Se entiende por familia tradicional o premoderna a la estructura familiar que predominaba en occidente antes de la llegada de los procesos de modernización e industrialización. Se trata, por lo tanto, de la familia dominante en Europa hasta el s. XIX, una familia ligada de manera muy fuerte a un modo de vida agrícola y artesanal, así como a las relaciones sociales, económicas y de poder características de la cultura occidental.
¿Cuáles son sus rasgos principales?
• En primer lugar era patriarcal y monárquica. El padre poseía el poder y la autoridad familiar de manera completa y absoluta. Esta situación de desigualdad favorable al hombre venía propiciada por el contexto cultural de la época donde se privilegiaba la autoridad fuerte y única del hombre en los diferentes ámbitos de la vida: Dios, el monarca o príncipe y el padre. A nivel familiar, el padre era quien encarnaba este principio de autoridad y era, por tanto, objeto de respeto, veneración y reconocimiento social.
• En segundo lugar era numerosa y extensa. Se tenían muchos hijos y las relaciones con las familias de los hijos y de los parientes eran muy intensas y frecuentes hasta el punto de que, en ocasiones, podían llegar a vivir todos agrupados en la gran casa familiar, gobernada por el pater familiae. A este tipo de estructura familiar también se le ha denominado clan. También estaba muy enraizada en el lugar de residencia y en la sociedad desde muchos puntos de vista:
económico, cultural, etc. La familia extensa era una unidad de producción económica y de consumo. A la mujer le correspondía, habitualmente, una parte importante del trabajo relacionado con el oficio del marido o de la familia a la que pertenecía, además de las ocupaciones más específicas del cuidado de los hijos y la casa.
• En tercer lugar era la principal transmisora de los valores, y de la cultura y religión. En esa época, las instituciones educativas estaban muy poco desarrolladas y la educación de élite estaba limitada a un sector privilegiado, por lo que la gran masa de la sociedad se educaba sola o principalmente en la familia.

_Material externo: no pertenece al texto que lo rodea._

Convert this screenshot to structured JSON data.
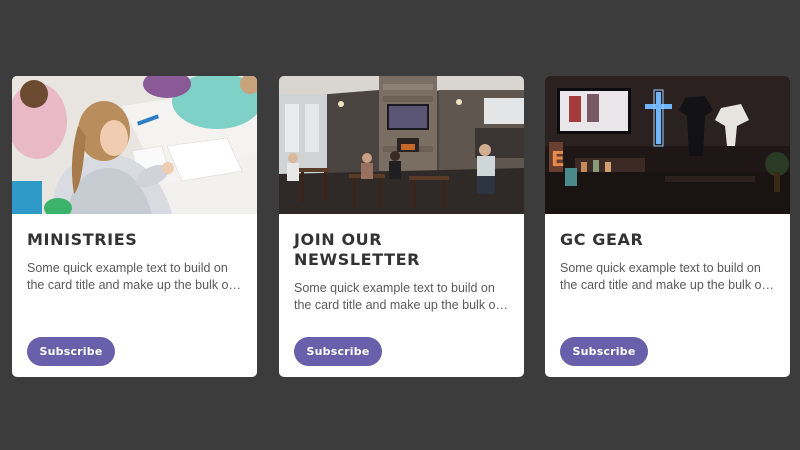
{
  "cards": [
    {
      "title": "Ministries",
      "text": "Some quick example text to build on the card title and make up the bulk of the card's content.",
      "button_label": "Subscribe"
    },
    {
      "title": "Join Our Newsletter",
      "text": "Some quick example text to build on the card title and make up the bulk of the card's content.",
      "button_label": "Subscribe"
    },
    {
      "title": "GC Gear",
      "text": "Some quick example text to build on the card title and make up the bulk of the card's content.",
      "button_label": "Subscribe"
    }
  ],
  "colors": {
    "page_background": "#3c3c3c",
    "card_background": "#ffffff",
    "button": "#6a5faa",
    "title": "#333333",
    "body_text": "#5a5a5a"
  }
}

Por eso, ésta era la principal educadora social y la transmisora a través de las generaciones de los valores culturales característicos de ese pueblo: lengua, costumbres, etc. Y como la cultura campesina tiende a ser tradicional pues lo que se transmitía era conservador, por lo tanto los valores eran estables y sólidos.
La familia, en cualquier sociedad, es el lugar de socialización primaria, es decir, el instrumento que permite al sujeto aprender y adquirir los conocimientos y capacidades básicas para entrar en la relación con los otros: lenguaje, primeros conocimientos y habilidades, etc. Pero, en el caso de la familia tradicional también era el lugar de socialización secundaria, es decir, que le proporcionaba las habilidades necesarias para la integración plena en la sociedad.
• En cuarto lugar era un elemento de control de la propiedad, patrimonio, y de la riqueza social ya que ésta época –muy alejada de la globalización y la ingeniería financiera‐ estaba ligada en una medida importante a un lugar físico, es decir, a la tierra, la explotación agrícola, etc., y por tanto, a la familia que la poseía y habitaba.
Pero la familia tradicional se tuvo que transformar por influencia del entorno social y cultural. Los dos elementos fundamentales de transformación fueron: la industrialización y el urbanismo moderno.
A nivel de la estructura interna de la familia, las consecuencias también fueron importantísimas. El padre comenzó a pasar mucho tiempo fuera de la familia, por lo que dejó de estar en condiciones de enseñar la profesión a su hijo en el hogar.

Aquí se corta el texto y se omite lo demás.